Drips 4 January 2010

Happy New Year to my two readers. Cruft for the first Monday of the teenies:

  • Ban This Game, an entertaining-looking game which lands a few kidney punches on the authoritarian and self-defeating approach to Internet monitoring being taken by the Australian government. Devs, please make it a flash game that we don’t have to install! Via [socialissuegames] mailing list.
  • On a related note, who knew there was a Serious Games movement? If you did, and didn’t say, you’re now dead to me. Anyhow, I’ll write more about this down the line, since I think it is a medium that is both underused and misused in civil society and humanitarian work. Here’s a nice compendium of games about human rights issues.
  • Since the 00’ies seems to have been the decade of the list, the UN has released a list of 60 ways that it makes a difference, though it might have spread better had it been a funky visualisation. Gadflys might find it amusing to compiles a list of 60 ways the UN has been indifferent this year, to counter this rather self-congratulatory exercise.
  • In related news, the seemingly obscure UN Directorate of Ethics is seeking a new Director (link probably dead after 15 January 2010), with a gross salary of around £150,000 (D2 + adjustment). On her/his reading list should be the enormous number of audit, procurement review and disciplinary reports from UN bodies wrung out onto WikiLeaks.
  • A terrific article in openDemocracy by Grigory Dikov about the cases submitted from Russia that the European Court for Human Rights has rejected: “So we see a paradox: Russian citizens write to the Court en masse, yet do not understand the Court is unlikely to be able to help. The Court, on the other hand, devotes enormous resources towards processing the flow of applications, the vast majority of which are doomed to failure. Many argue that the Court has become a victim of its own success. It could well be a good thing were the Court to become less popular, and consequently better able to concentrate on the issues for which it was created”. The ECHR’s raw case management statistics are online (PDF – large-ish), and make for quite interesting reading: “In 2008 49,850 applications were allocated to a judicial formation, an overall increase of 20% compared with 2007 (41,650). 38,800 of these were identified as Committee cases likely to be declared inadmissible (an increase of 16% in relation to 2007). 11,050 were identified as Chamber cases (an increase of 36%).” Given 29% of cases are pending for over three years, it seems the efforts made about communicating the ECHR’s mandate effectively need a serious rethink. 
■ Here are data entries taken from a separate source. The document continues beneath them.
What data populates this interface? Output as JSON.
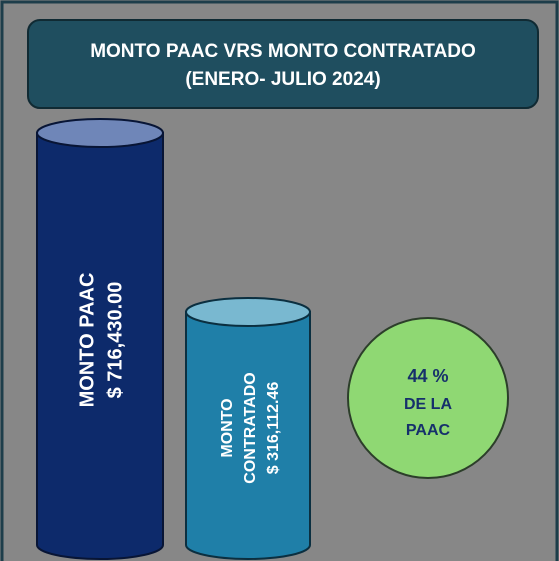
{
  "header": {
    "title_lines": [
      "MONTO PAAC VRS MONTO CONTRATADO",
      "(ENERO- JULIO 2024)"
    ]
  },
  "cylinders": [
    {
      "lines": [
        "MONTO  PAAC",
        "$ 716,430.00"
      ]
    },
    {
      "lines": [
        "MONTO",
        "CONTRATADO",
        "$ 316,112.46"
      ]
    }
  ],
  "badge": {
    "lines": [
      "44 %",
      "DE LA",
      "PAAC"
    ]
  }
}
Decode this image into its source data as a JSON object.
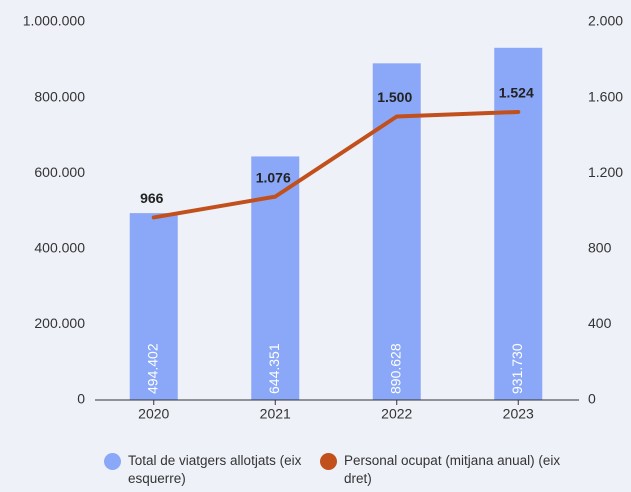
{
  "chart_data": {
    "type": "bar-line",
    "categories": [
      "2020",
      "2021",
      "2022",
      "2023"
    ],
    "series": [
      {
        "name": "Total de viatgers allotjats (eix esquerre)",
        "color": "#8aa8f7",
        "type": "bar",
        "axis": "y",
        "values": [
          494402,
          644351,
          890628,
          931730
        ],
        "value_labels": [
          "494.402",
          "644.351",
          "890.628",
          "931.730"
        ]
      },
      {
        "name": "Personal ocupat (mitjana anual) (eix dret)",
        "color": "#c2501c",
        "type": "line",
        "axis": "y2",
        "values": [
          966,
          1076,
          1500,
          1524
        ],
        "value_labels": [
          "966",
          "1.076",
          "1.500",
          "1.524"
        ]
      }
    ],
    "ylim": [
      0,
      1000000
    ],
    "yticks": [
      0,
      {
        "value": 200000,
        "label": "200.000"
      },
      {
        "value": 400000,
        "label": "400.000"
      },
      {
        "value": 600000,
        "label": "600.000"
      },
      {
        "value": 800000,
        "label": "800.000"
      },
      {
        "value": 1000000,
        "label": "1.000.000"
      }
    ],
    "y2lim": [
      0,
      2000
    ],
    "y2ticks": [
      0,
      400,
      800,
      {
        "value": 1200,
        "label": "1.200"
      },
      {
        "value": 1600,
        "label": "1.600"
      },
      {
        "value": 2000,
        "label": "2.000"
      }
    ],
    "grid": false
  }
}
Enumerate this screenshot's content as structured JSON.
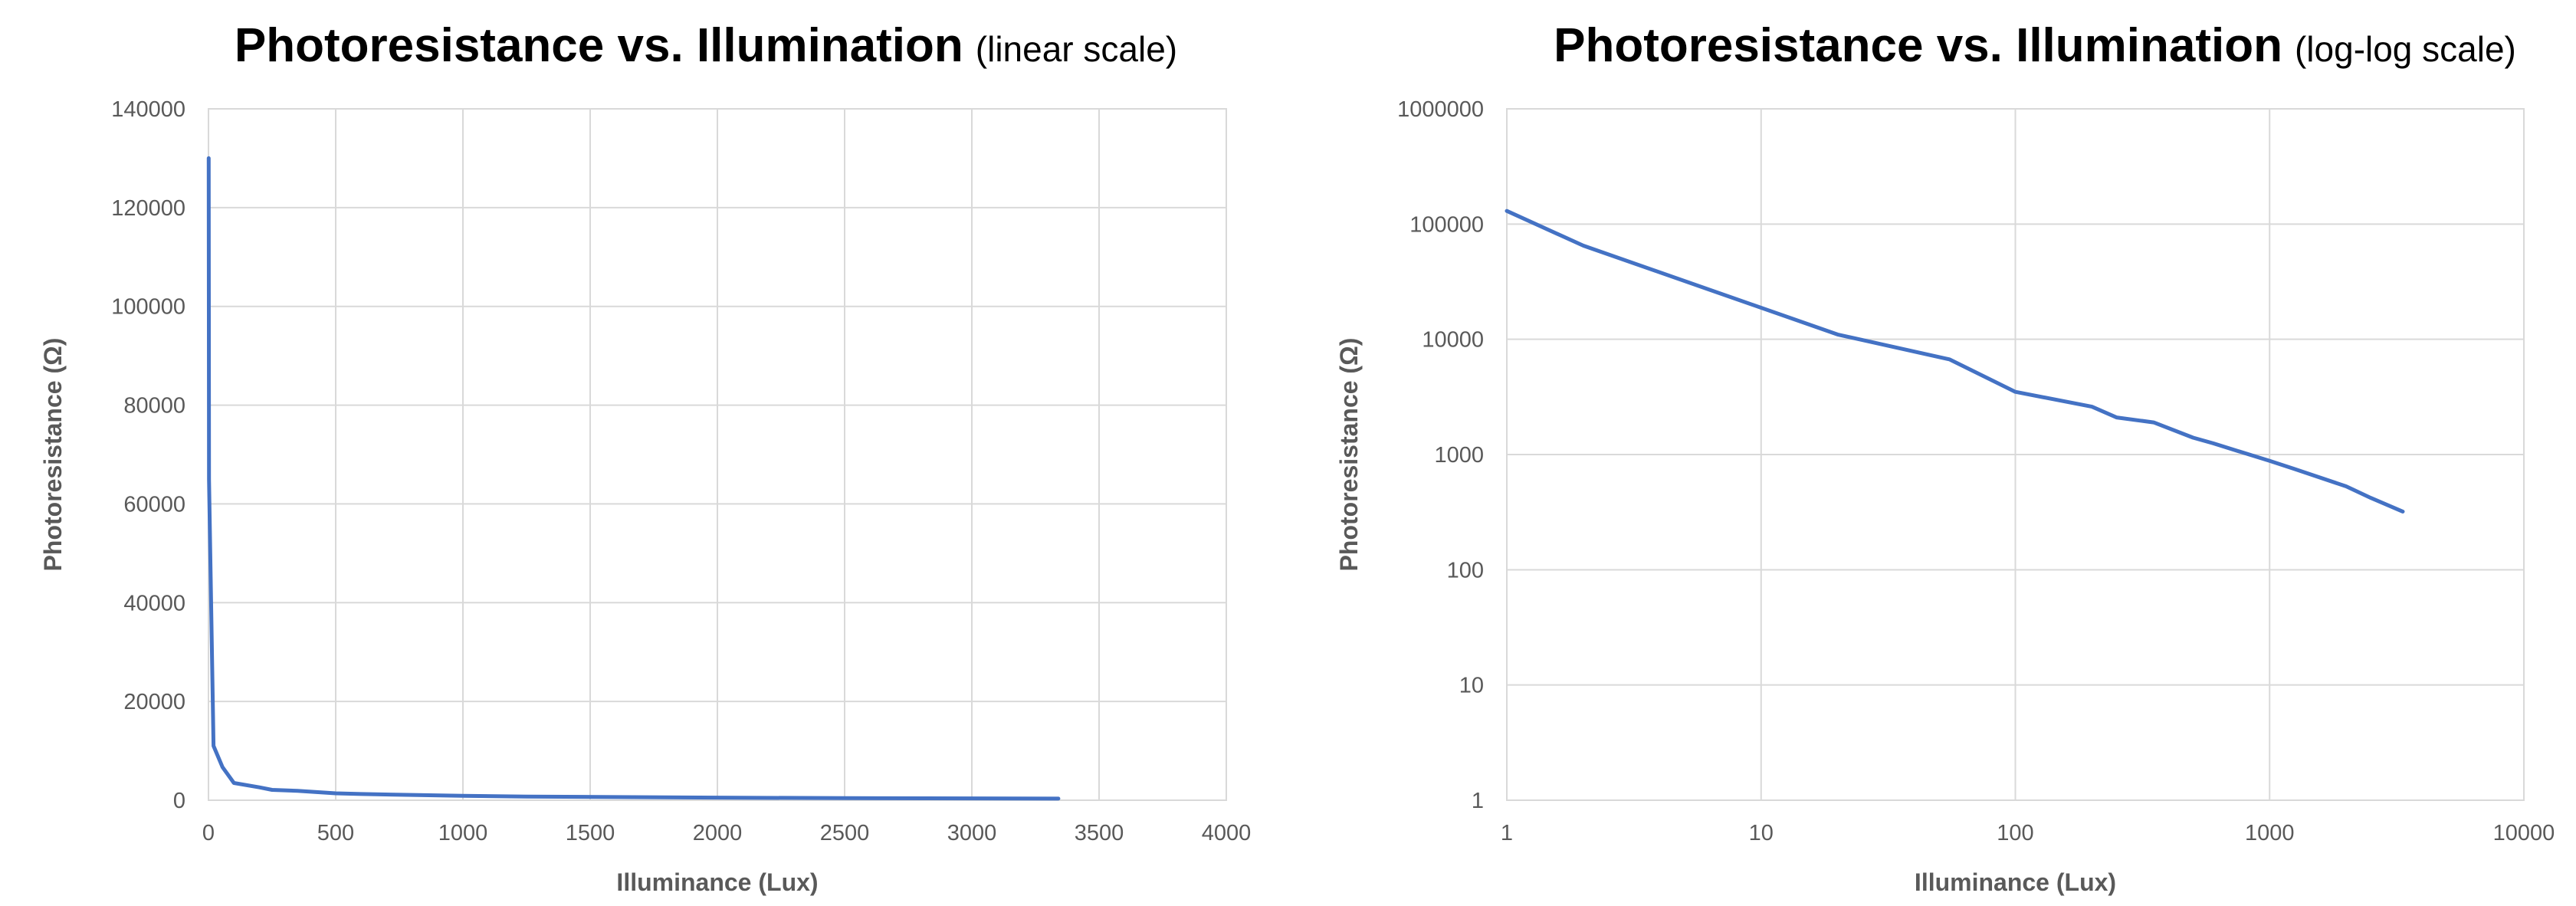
{
  "chart_data": [
    {
      "type": "line",
      "title": "Photoresistance vs. Illumination",
      "title_suffix": "(linear scale)",
      "xlabel": "Illuminance (Lux)",
      "ylabel": "Photoresistance (Ω)",
      "x_scale": "linear",
      "y_scale": "linear",
      "xlim": [
        0,
        4000
      ],
      "ylim": [
        0,
        140000
      ],
      "x_ticks": [
        0,
        500,
        1000,
        1500,
        2000,
        2500,
        3000,
        3500,
        4000
      ],
      "x_tick_labels": [
        "0",
        "500",
        "1000",
        "1500",
        "2000",
        "2500",
        "3000",
        "3500",
        "4000"
      ],
      "y_ticks": [
        0,
        20000,
        40000,
        60000,
        80000,
        100000,
        120000,
        140000
      ],
      "y_tick_labels": [
        "0",
        "20000",
        "40000",
        "60000",
        "80000",
        "100000",
        "120000",
        "140000"
      ],
      "grid": true,
      "line_color": "#4472c4",
      "series": [
        {
          "x": [
            1,
            2,
            20,
            55,
            100,
            200,
            250,
            350,
            500,
            600,
            1000,
            1250,
            2000,
            2500,
            3340
          ],
          "y": [
            130000,
            65000,
            11000,
            6700,
            3500,
            2600,
            2100,
            1900,
            1400,
            1250,
            880,
            750,
            530,
            420,
            320
          ]
        }
      ]
    },
    {
      "type": "line",
      "title": "Photoresistance vs. Illumination",
      "title_suffix": "(log-log scale)",
      "xlabel": "Illuminance (Lux)",
      "ylabel": "Photoresistance (Ω)",
      "x_scale": "log",
      "y_scale": "log",
      "xlim": [
        1,
        10000
      ],
      "ylim": [
        1,
        1000000
      ],
      "x_ticks": [
        1,
        10,
        100,
        1000,
        10000
      ],
      "x_tick_labels": [
        "1",
        "10",
        "100",
        "1000",
        "10000"
      ],
      "y_ticks": [
        1,
        10,
        100,
        1000,
        10000,
        100000,
        1000000
      ],
      "y_tick_labels": [
        "1",
        "10",
        "100",
        "1000",
        "10000",
        "100000",
        "1000000"
      ],
      "grid": true,
      "line_color": "#4472c4",
      "series": [
        {
          "x": [
            1,
            2,
            20,
            55,
            100,
            200,
            250,
            350,
            500,
            600,
            1000,
            1250,
            2000,
            2500,
            3340
          ],
          "y": [
            130000,
            65000,
            11000,
            6700,
            3500,
            2600,
            2100,
            1900,
            1400,
            1250,
            880,
            750,
            530,
            420,
            320
          ]
        }
      ]
    }
  ]
}
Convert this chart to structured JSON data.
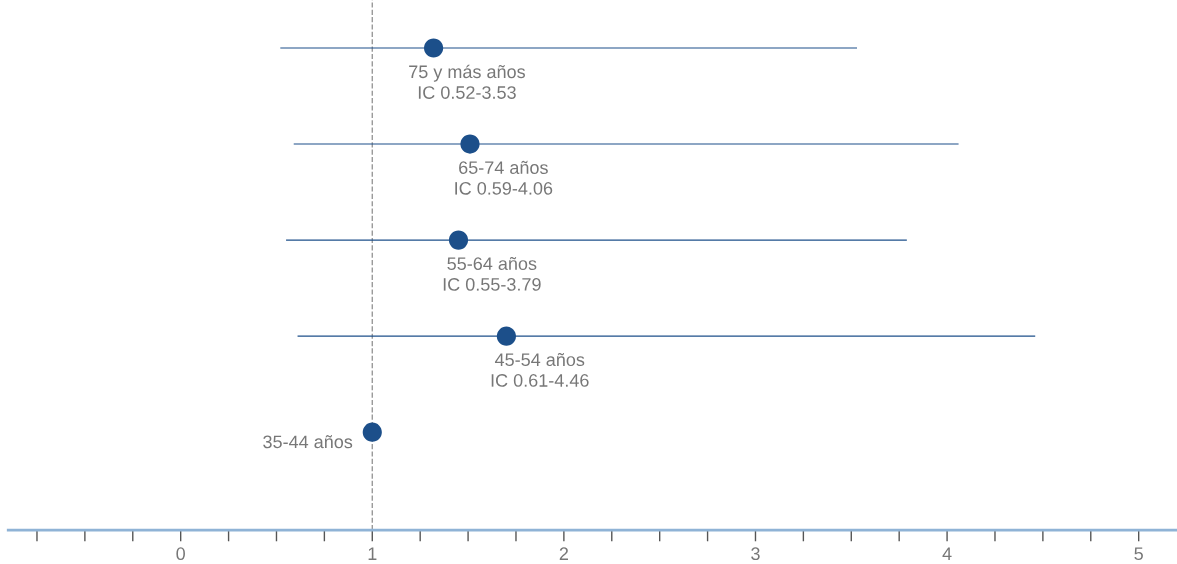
{
  "chart_data": {
    "type": "scatter",
    "orientation": "horizontal",
    "categories": [
      null,
      null,
      null,
      null,
      null
    ],
    "values": [
      1.32,
      1.51,
      1.45,
      1.7,
      1.0
    ],
    "errors": [
      [
        0.52,
        3.53
      ],
      [
        0.59,
        4.06
      ],
      [
        0.55,
        3.79
      ],
      [
        0.61,
        4.46
      ],
      null
    ],
    "value_labels": [
      "75 y más años\nIC 0.52-3.53",
      "65-74 años\nIC 0.59-4.06",
      "55-64 años\nIC 0.55-3.79",
      "45-54 años\nIC 0.61-4.46",
      "35-44 años"
    ],
    "color": "#1c4f8a",
    "marker": "circle",
    "grid": false,
    "xlim": [
      -0.9,
      5.2
    ],
    "xticks": [
      {
        "value": -0.75,
        "label": null
      },
      {
        "value": -0.5,
        "label": null
      },
      {
        "value": -0.25,
        "label": null
      },
      0,
      {
        "value": 0.25,
        "label": null
      },
      {
        "value": 0.5,
        "label": null
      },
      {
        "value": 0.75,
        "label": null
      },
      1,
      {
        "value": 1.25,
        "label": null
      },
      {
        "value": 1.5,
        "label": null
      },
      {
        "value": 1.75,
        "label": null
      },
      2,
      {
        "value": 2.25,
        "label": null
      },
      {
        "value": 2.5,
        "label": null
      },
      {
        "value": 2.75,
        "label": null
      },
      3,
      {
        "value": 3.25,
        "label": null
      },
      {
        "value": 3.5,
        "label": null
      },
      {
        "value": 3.75,
        "label": null
      },
      4,
      {
        "value": 4.25,
        "label": null
      },
      {
        "value": 4.5,
        "label": null
      },
      {
        "value": 4.75,
        "label": null
      },
      5
    ],
    "ref_lines": [
      {
        "axis": "x",
        "value": 1,
        "color": "#999999",
        "line_style": "dashed"
      }
    ],
    "tick_labels": "x"
  }
}
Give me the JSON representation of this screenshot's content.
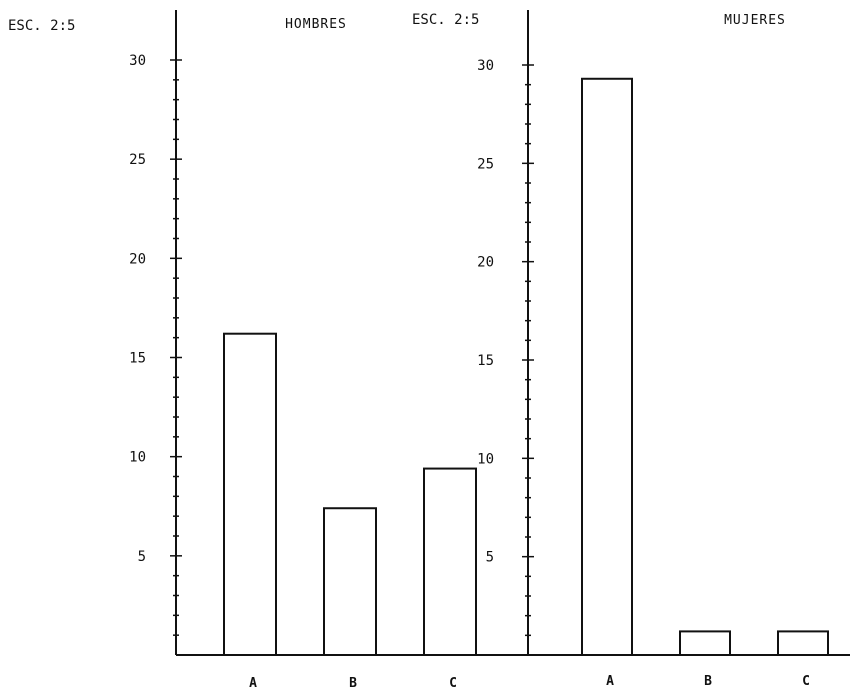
{
  "chart_data": [
    {
      "type": "bar",
      "title": "HOMBRES",
      "scale_label": "ESC. 2:5",
      "categories": [
        "A",
        "B",
        "C"
      ],
      "values": [
        16.2,
        7.4,
        9.4
      ],
      "ylim": [
        0,
        30
      ],
      "yticks": [
        "5",
        "10",
        "15",
        "20",
        "25",
        "30"
      ],
      "xlabel": "",
      "ylabel": "",
      "grid": false,
      "bar_fill": "#ffffff",
      "line_color": "#111111"
    },
    {
      "type": "bar",
      "title": "MUJERES",
      "scale_label": "ESC. 2:5",
      "categories": [
        "A",
        "B",
        "C"
      ],
      "values": [
        29.3,
        1.2,
        1.2
      ],
      "ylim": [
        0,
        30
      ],
      "yticks": [
        "5",
        "10",
        "15",
        "20",
        "25",
        "30"
      ],
      "xlabel": "",
      "ylabel": "",
      "grid": false,
      "bar_fill": "#ffffff",
      "line_color": "#111111"
    }
  ]
}
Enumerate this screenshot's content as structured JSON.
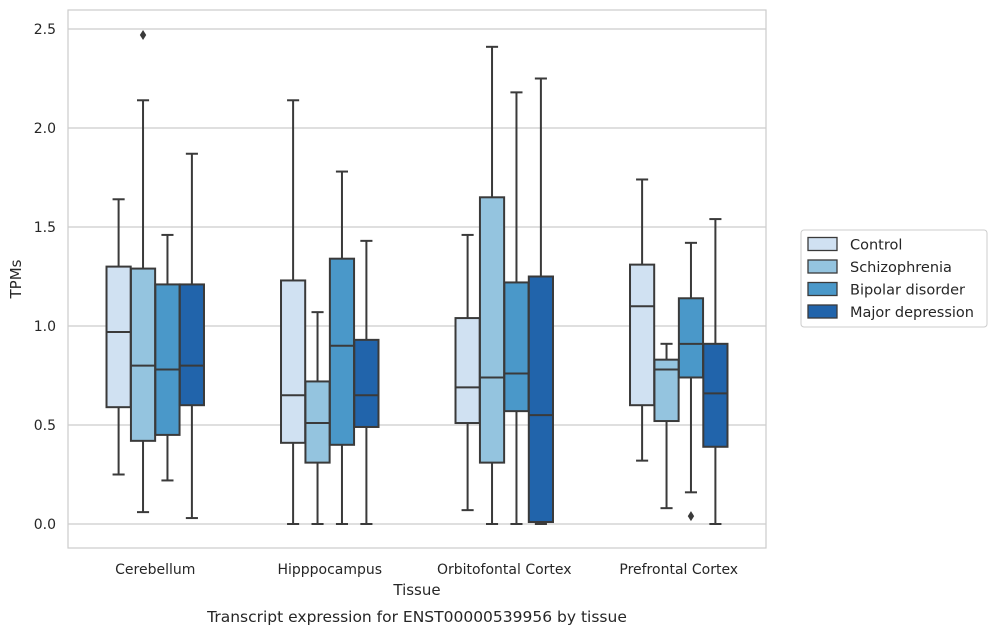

That’s your fill. Now go to work slackers.

2 Comments

  1. Posted January 10, 2010 at 2:24 pm | Permalink | Reply

    “On a related note, who knew there was a Serious Games movement? If you did, and didn’t say, you’re now dead to me.”

    There goes another friendship.

  2. Posted January 11, 2010 at 4:58 am | Permalink | Reply

    I’m sorry, but that’s the way it has to be.